Зимин выбрался из кровати и, стараясь не смотреть особо по сторонам, поспешил к выходу, но все равно увидеть успел – плакат «Тифозная вошь: уроки гигиены», обшарпанные подоконники, крысобойку на взводе, фикус с подозрительно обкусанными листьями, унылую протяженность бытия, Зимин шагал по этим тоскливым коридорам, обнаруживая в себе все больше признаков ударения молнией.
Лара шагала рядом.
Зимину было стыдно перед ней. Все это выглядело… Черт знает как. Кретински.
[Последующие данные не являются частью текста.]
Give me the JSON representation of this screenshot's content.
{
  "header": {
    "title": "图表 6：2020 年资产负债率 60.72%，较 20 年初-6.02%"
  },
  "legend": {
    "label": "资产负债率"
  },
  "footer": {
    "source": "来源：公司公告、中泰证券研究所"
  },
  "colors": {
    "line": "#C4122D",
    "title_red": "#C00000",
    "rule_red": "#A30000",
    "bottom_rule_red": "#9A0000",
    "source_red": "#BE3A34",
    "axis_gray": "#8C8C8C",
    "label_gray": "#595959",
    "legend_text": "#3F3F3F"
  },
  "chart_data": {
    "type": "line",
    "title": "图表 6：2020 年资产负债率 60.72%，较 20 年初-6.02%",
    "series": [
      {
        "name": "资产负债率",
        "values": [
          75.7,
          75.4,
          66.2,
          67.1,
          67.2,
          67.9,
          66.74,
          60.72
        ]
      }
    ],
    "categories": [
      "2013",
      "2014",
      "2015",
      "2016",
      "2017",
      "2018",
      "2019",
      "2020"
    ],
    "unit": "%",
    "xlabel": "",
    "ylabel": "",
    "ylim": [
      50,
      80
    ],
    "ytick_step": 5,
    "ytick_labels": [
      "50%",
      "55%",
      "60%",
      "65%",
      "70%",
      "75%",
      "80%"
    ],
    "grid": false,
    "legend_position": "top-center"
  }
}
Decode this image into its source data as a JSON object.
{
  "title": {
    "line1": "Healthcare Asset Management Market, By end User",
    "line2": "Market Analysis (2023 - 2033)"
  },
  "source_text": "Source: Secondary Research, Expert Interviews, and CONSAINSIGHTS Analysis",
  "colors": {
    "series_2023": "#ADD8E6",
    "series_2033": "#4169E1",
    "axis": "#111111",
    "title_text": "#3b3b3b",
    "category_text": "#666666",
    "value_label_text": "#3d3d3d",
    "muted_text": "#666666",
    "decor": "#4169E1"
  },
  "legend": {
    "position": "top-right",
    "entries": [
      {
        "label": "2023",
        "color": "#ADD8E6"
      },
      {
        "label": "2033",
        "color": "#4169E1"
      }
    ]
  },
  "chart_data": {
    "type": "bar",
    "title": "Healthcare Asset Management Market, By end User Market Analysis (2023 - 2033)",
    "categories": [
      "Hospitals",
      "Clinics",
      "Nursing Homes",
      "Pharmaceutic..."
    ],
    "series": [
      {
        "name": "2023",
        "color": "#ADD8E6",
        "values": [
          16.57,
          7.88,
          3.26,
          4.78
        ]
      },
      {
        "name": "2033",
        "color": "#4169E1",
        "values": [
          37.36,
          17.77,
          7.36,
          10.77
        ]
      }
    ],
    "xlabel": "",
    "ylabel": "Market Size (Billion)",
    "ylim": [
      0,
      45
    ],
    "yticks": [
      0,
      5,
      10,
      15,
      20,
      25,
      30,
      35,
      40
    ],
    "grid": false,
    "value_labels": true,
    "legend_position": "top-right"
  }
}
Они вышли из больницы на крыльцо. Больница располагалась в лесу, не в парке, а в самом настоящем лесу. Зимин отметил, что тут, в общем-то, неплохо. Деревья, воздух, лежать можно. Лечения, правда, наверняка никакого, но тут и воздух лечит.
– Ты тут три дня провалялся, – сообщила Лара. – И все три дня проспал. Отдохнул?
– Пожалуй.
Зимин почувствовал, что он на самом деле отдохнул. Или молнией это подзарядило?